Assim como toda a vida, Clóvis e Paulo ficaram juntos em seus últimos dias. Os dois, considerados casos altamente suspeitos para o novo coronavírus, foram colocados em camas próximas na UTI destinada a pacientes com o Sars-Cov-2, em um hospital público de Itapecerica. Ali, passaram seus últimos dias.

Na manhã da última quarta-feira (01/04), Salete teve parada cardiorrespiratória. Não resistiu. No dia seguinte, Clóvis também faleceu após uma parada cardiorrespiratória. Na noite de sexta-feira (3), Paulo morreu.

“Foi tudo muito horrível. Nós éramos sete irmãos muito unidos.

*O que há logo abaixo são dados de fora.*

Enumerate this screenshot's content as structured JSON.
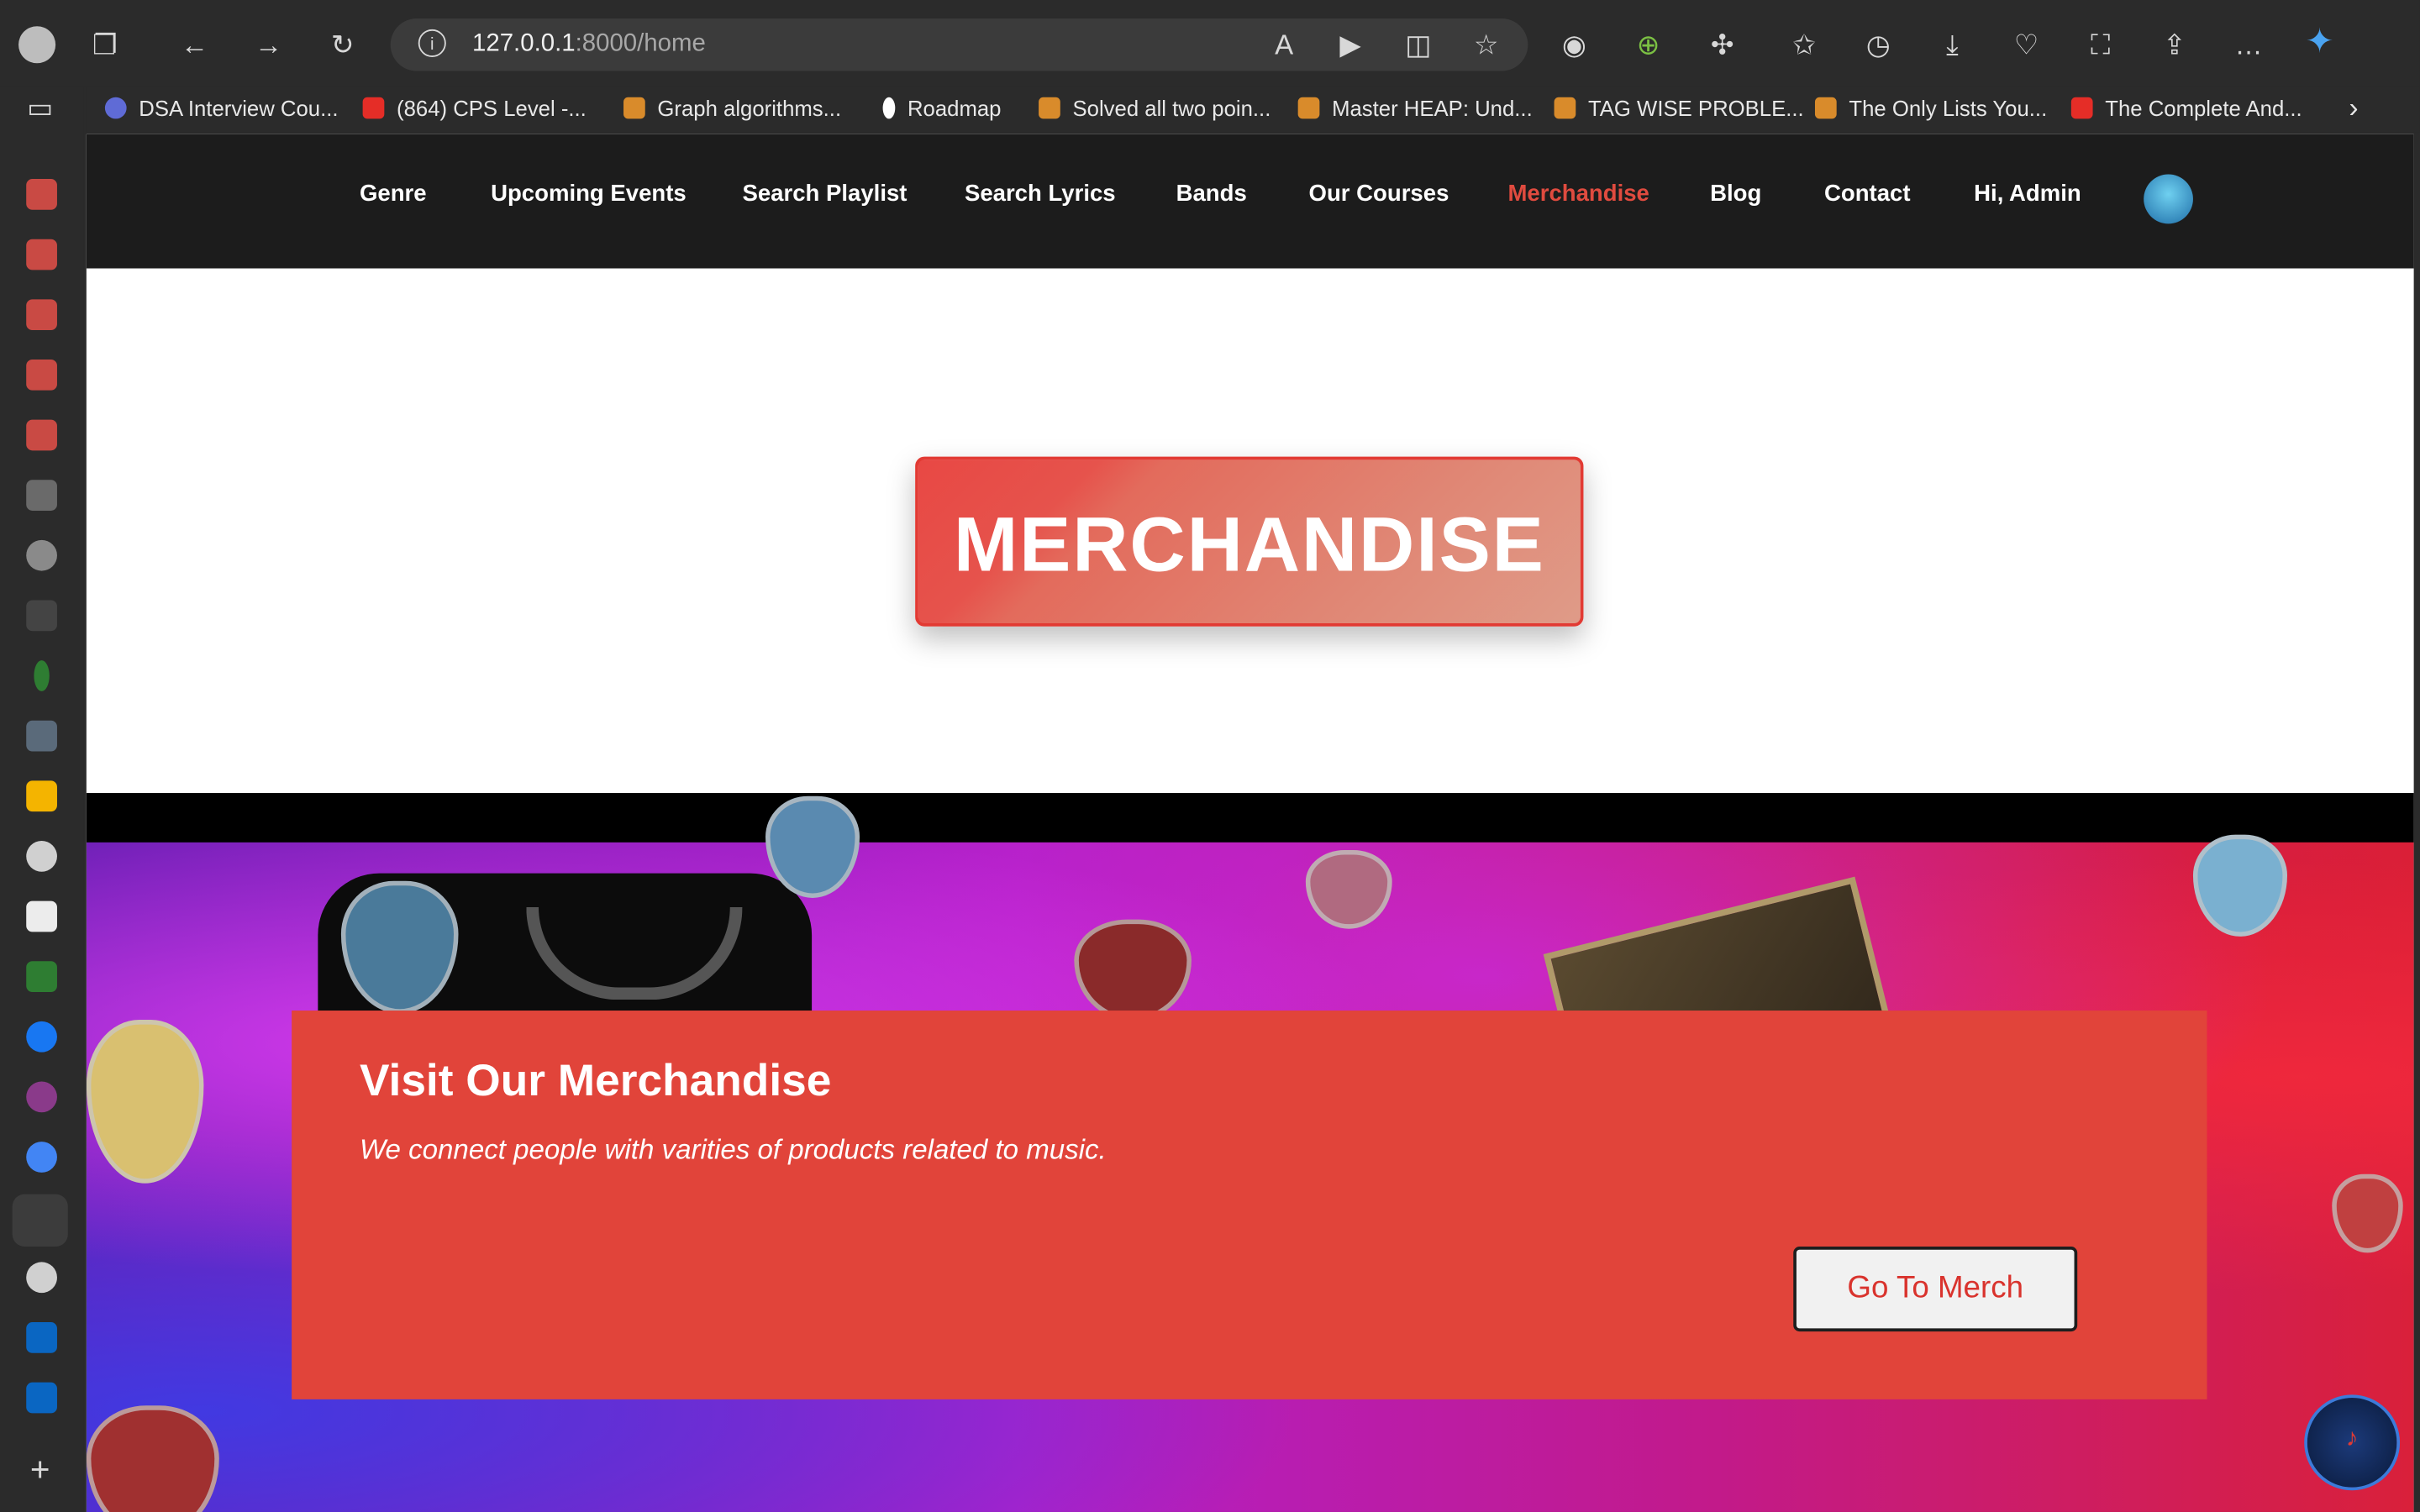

Nos amávamos muito. A vida da família virou um pesadelo. Tenho vivido à base de calmantes. Ainda me pergunto se tudo isso foi real. Acompanhei de perto o sofrimento dos meus irmãos, principalmente o da minha irmã, e não desejo isso para ninguém”, desabafa Maria do Carmo.

Carmo acompanhou as três cerimonias de despedidas dos irmãos. Salete e Paulo foram enterrados em caixão lacrado, conforme recomendação da Agência Nacional de Vigilância Sanitária (Anvisa) para casos suspeitos ou confirmados de covid-19. Eles foram deixados no jazigo da família. Ali, também estão enterrados os pais deles, que décadas atrás deixaram o Nordeste em direção a São Paulo, em busca de uma vida melhor para os sete filhos.

Clóvis foi cremado, desejo que ele havia manifestado à família. As três cerimônias foram realizadas separadamente, nos dias seguintes a cada uma das mortes. As despedidas foram breves, duraram alguns minutos, e reuniram no máximo 10 pessoas, conforme orientação da Anvisa.

Família pede cuidado

Os convidados da festa de 13 de março permanecem em isolamento. Aqueles que tiveram problemas de saúde já se recuperaram. Todos optaram por permanecer isolados por precaução. Hoje, eles pedem que as pessoas se preocupem com o coronavírus e evitem sair nas ruas por motivo desnecessário.

“Isso não é uma gripezinha. É uma catástrofe. É um vírus horroroso e muito cruel. Ele pode levar as pessoas muito rapidamente. As pessoas precisam entender a importância de se cuidar, de se isolar e de cuidar dos seus. É fundamental ter mais empatia e respeito com os outros neste momento”, afirma a zootecnista Rafaela Hanae, de 33 anos, única filha de Salete.

Ela critica a demora para que os resultados dos exames do novo coronavírus da mãe e dos tios fiquem prontos. “Isso é mais um problema enfrentado pelas famílias, porque essa demora para o resultado do exame dificulta ainda mais as coisas. Isso mostra que os números divulgados oficialmente não demonstram a realidade do coronavírus no Brasil. Há muito mais casos”, declara Rafaela.

Vera também pede que as pessoas se cuidem e permaneçam em casa sempre que possível. Ela considera que uma das maiores dificuldades no enfrentamento ao novo coronavírus no Brasil é o discurso do presidente Jair Bolsonaro. “Ele fala um monte de besteira. Ele é uma autoridade e precisa ter consciência disso. As pessoas não podem seguir o que ele diz ao comparar o coronavírus com uma gripezinha. Os brasileiros precisam se cuidar”, diz.

Para ela, o maior desafio a partir de agora será seguir em frente sem o marido. “Mas temos que continuar a vida, apesar de tudo. Não queremos que nenhuma família passe pela mesma situação que passamos”, declara.